Where does this brand of high-decibel chest thumping by the civil society take India and critically, what impact does it have on decision-making, till now thought to be the private preserve of those sitting behind well-ensconced official desks in South and North Block?
As the recent outcry against the rape and killing of a 23-year-old in trendy south Delhi has shown, there are some positives – the feeling that the country lacks adequate deterrence against crime has come to dominate public space.
The suggestions have ranged from hanging, castration to be being stoned to death. But the point is this: when you have relevant sections in the Indian Penal Code (IPC) designed to deal with such infringements, then greater will has to be shown not just by law enforcing agencies but the courts as well to fast track cases of such heinous crime. Justice, after all, has to be seen to be done; merely registering a case or charge sheeting suspects are no longer going to be enough because a generation brought up on global values is demanding much more from the system than its predecessors.

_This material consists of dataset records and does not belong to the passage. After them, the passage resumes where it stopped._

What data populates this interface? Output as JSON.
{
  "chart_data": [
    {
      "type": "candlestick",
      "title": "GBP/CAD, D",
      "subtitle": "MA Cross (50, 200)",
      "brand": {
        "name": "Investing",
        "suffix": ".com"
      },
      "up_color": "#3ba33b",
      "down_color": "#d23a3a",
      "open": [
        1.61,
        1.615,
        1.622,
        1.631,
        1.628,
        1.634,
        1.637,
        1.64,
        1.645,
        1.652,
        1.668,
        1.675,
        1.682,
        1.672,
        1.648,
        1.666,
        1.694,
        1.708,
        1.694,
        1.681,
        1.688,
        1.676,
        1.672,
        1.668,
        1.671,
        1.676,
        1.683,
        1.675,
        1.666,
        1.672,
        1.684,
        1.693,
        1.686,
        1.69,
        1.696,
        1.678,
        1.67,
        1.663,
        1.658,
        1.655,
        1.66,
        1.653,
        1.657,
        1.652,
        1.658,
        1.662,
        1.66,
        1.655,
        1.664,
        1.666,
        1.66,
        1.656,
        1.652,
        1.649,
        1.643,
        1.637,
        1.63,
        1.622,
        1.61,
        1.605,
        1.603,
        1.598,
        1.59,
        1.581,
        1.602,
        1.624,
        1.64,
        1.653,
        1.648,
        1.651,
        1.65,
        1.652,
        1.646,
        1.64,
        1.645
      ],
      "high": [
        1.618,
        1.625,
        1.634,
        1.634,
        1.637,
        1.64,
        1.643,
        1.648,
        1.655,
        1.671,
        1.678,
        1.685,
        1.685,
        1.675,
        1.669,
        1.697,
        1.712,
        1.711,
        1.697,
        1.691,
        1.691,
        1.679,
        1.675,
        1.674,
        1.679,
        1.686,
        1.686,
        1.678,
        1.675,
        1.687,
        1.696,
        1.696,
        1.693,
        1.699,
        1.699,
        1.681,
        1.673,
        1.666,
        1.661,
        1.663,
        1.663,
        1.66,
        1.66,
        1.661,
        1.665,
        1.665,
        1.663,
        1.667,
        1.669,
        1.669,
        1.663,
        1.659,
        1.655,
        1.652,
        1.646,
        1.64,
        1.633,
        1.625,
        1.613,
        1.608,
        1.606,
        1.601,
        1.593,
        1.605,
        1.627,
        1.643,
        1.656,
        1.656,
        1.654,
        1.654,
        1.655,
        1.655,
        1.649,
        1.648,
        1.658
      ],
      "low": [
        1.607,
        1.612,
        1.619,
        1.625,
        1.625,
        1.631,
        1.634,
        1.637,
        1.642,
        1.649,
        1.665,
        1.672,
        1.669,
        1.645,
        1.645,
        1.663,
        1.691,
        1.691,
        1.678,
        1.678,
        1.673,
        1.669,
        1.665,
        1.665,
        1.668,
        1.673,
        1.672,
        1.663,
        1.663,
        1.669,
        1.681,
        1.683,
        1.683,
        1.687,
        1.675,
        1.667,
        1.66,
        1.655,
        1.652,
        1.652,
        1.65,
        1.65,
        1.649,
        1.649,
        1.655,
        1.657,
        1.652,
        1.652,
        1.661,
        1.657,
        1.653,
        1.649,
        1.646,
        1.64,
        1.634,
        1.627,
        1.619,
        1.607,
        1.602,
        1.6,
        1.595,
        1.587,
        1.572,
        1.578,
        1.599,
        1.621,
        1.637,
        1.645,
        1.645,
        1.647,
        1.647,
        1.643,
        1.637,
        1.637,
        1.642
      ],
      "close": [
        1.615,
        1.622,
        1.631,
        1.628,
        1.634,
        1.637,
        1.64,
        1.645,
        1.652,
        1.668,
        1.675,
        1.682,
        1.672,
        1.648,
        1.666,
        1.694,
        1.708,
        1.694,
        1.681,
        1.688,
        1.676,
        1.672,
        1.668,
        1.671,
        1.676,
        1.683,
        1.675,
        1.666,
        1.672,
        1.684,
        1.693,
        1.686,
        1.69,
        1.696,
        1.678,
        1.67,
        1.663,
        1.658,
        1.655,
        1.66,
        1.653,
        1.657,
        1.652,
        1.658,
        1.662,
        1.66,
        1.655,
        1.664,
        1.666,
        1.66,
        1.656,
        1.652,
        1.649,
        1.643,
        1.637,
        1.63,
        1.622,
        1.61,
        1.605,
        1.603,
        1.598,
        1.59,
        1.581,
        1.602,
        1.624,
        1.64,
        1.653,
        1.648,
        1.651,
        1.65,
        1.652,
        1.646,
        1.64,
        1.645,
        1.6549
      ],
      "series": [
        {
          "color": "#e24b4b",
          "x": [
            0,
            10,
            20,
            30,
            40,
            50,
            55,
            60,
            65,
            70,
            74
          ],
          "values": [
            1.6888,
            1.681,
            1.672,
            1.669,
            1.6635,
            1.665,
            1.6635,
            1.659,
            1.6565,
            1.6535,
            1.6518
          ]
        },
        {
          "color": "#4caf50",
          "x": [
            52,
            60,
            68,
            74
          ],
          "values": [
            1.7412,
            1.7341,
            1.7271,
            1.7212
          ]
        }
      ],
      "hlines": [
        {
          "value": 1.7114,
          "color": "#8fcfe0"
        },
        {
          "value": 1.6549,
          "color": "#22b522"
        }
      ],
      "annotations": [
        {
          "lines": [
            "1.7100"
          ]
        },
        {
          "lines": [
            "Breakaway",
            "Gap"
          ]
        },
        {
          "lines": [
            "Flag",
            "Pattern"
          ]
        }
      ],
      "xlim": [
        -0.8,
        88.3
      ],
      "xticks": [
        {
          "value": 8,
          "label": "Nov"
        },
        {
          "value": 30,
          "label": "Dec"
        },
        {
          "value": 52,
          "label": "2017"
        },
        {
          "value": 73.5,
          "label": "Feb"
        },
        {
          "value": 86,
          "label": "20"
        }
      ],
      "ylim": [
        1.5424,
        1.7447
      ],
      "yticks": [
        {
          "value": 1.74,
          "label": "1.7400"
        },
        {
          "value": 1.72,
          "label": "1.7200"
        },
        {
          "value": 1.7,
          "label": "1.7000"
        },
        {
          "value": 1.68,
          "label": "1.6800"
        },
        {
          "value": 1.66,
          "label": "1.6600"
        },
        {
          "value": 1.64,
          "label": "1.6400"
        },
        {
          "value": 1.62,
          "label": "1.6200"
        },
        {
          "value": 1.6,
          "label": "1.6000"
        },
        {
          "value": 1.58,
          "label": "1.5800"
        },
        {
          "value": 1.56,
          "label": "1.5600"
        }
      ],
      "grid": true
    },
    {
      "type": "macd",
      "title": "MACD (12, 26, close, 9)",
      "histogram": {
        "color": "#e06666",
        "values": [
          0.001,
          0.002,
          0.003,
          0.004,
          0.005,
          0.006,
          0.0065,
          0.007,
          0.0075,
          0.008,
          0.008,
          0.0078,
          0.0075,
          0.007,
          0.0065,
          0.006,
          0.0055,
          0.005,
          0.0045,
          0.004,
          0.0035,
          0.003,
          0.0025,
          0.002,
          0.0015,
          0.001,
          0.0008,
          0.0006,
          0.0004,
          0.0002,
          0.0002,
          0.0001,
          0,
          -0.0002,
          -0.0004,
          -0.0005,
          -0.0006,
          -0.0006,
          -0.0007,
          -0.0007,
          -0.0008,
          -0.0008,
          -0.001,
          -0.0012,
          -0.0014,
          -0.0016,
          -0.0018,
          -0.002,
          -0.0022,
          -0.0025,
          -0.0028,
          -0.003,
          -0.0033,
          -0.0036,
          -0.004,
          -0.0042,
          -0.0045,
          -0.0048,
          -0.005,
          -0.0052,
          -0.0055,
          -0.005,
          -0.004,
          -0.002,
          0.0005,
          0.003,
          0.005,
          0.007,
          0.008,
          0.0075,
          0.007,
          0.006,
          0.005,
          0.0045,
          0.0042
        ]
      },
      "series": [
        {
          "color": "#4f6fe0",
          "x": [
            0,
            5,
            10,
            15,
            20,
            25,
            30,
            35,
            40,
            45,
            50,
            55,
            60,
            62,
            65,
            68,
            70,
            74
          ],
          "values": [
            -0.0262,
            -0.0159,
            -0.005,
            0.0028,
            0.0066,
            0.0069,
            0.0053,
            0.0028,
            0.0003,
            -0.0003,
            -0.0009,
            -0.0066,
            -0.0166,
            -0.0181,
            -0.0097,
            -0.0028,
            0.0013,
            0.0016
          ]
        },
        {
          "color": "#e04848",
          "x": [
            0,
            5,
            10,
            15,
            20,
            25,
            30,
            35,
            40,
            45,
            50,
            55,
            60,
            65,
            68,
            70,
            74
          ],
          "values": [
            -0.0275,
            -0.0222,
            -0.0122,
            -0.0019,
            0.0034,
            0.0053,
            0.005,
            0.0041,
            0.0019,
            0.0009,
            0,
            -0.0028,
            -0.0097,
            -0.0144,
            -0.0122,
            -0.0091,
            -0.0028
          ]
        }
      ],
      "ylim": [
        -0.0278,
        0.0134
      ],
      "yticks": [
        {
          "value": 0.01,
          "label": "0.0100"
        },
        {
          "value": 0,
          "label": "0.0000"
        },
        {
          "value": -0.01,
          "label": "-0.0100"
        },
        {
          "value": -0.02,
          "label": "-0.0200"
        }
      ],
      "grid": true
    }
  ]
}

That presents a challenge of epic proportions for a country with incredible diversity and innumerable civilisational fault lines. How we tackle this is going to determine the country’s course. Which brings us to a connected question: what will be the role of civil society, indeed does such a society actually exist outside of TV frames? As the blood curling accounts of the man who survived the rapists’ assault and was thrown out of the bus along with his lady companion on a cold Delhi night indicates, there were no do-gooders in sight when they needed it the most. People stopped and speculated as to what could have happened to the two naked bodies lying half-dead - without lifting a little finger to help. Once the issue became big, it were the same set lighting candles and waxing eloquent about the horrors of rape. It is this challenge that India will have to be alive to.